If you plan to setup a pc cluster under BSPlib file cluster.how may
be of help.

2. Tests
The code performs the following tests.
A. Checking the synchronization periodicity of the interprocessor
   communication network. Timing are provided for the following tests
   Time y-x below is reported.

   Test 1: Time for barrier synchronization
            y=time;
            sync();
            x=time;
   Test 2: A more realistic measure of synchronization periodicity, in
           which a rudimentary computation is performed
            y=time;
            compute (eg z=z+1)
            sync();
            x=time;
   Test 3: A communication is performed; the pattern is a full relation
            (or total exchange) where each processor sends every other
           processor an integer (32bits in most machines).
            y=time;
            for i,j=0..p-1 do
              proc i sends proc j one integer
            sync();
            x=time;
   Test 4: A rudimentary communication is performed; the pattern is simpler
           than before
            y=time;
            proc 0 sends proc p-1 one integer
            sync();
            x=time;
   Test 5: A rudimentary communication is performed; the pattern is simpler
           than Step 3 but not as simple as Test4. A scatter-like operation
           is performed.
            y=time;
            for i=0,..,p-1
            proc 0 sends proc i one integer
            sync();
            x=time;

    All five tests can then be used to assess say the value of the BSP model
    parameter L. Bspprobe of BSPlib performs Tests 1 and 4 and normally
    the value L that is reported is that of Test 1.

    A  derivation of L however can only be completed after tests B are
    performed.

B. Throughput is measured by performing two test.
  a. An full relation is performed where each processor sends and receives
     a 2^i p integers. Each processor sends to every other processor
     2^i integers.
  b. Same as above except that each processors sends to every other
      processor a number n of integers that is chosen uniformly at
     random in the interval [ 2^(i-1) .. (3/2) 2^i].
     Such a pattern of communication is observed for example in randomized
     parallel sorting.


3. How to compile

   First edit the ai.h and decide whether you want to use BSPlib
   or LAMMPI by def/ing undef/ing the appropriate definitions.

   Then type
% make allbsp
   or
% make allmpi
   depending on the previous choice.
   If all went ok, you will be ready to run the code.

4. How to run

If you run assess on a cluster of PCs under BSPlib make sure you have
a valid .bsptcphosts file (Note: if you have SMP boxes in the cluster
and your local machine is  one of them, make sure it is included in
the last line of the .bsptcphosts file).
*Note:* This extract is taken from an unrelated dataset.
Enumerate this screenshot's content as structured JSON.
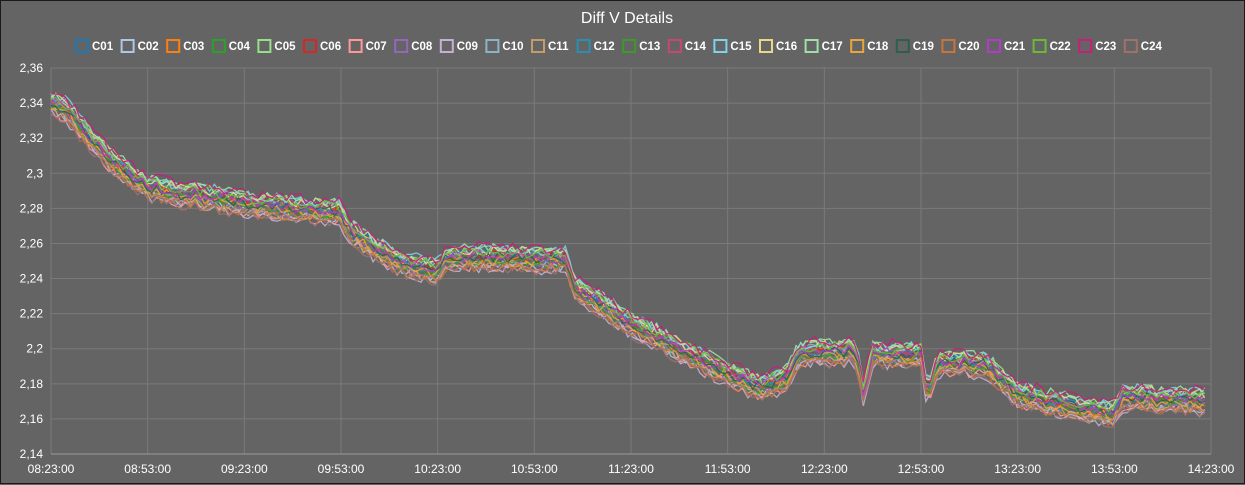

If you create a lam however,
make sure that your local machine is the first one in the lam hosts
definition file you use for lamboot.

Under BSPlib I run assess as follows.

% bsprun -noload -local -npes 4 bspas 8192 10 1 OUT

-noload is optional but i always use it for the following reason.
  If your .bsptcphosts has 4 dual processor machines listed and you
  want one processor per machine, if you don't use this option
   you may get two processes on the same machine (one per CPU).
8192  : first parameter is a power of two. Gives the maximum 2^i p of
        the  B tests. For test B, a maximum h-relation is
         8192 * nprocs/2, where nprocs is # of processors.
10    : number of runs per test; average (and in some tests, min and max)
        is given in the output
1     : After an h-relation is realized the following h relation is of
        size h' = h << 1 = 2*h. If you want h'=8h set this parameter to 3.
OUT   : A brief output of the experiments is reported on standard output
        (including host names of processors). A more detailed output of
         the experiments is reported in file OUT.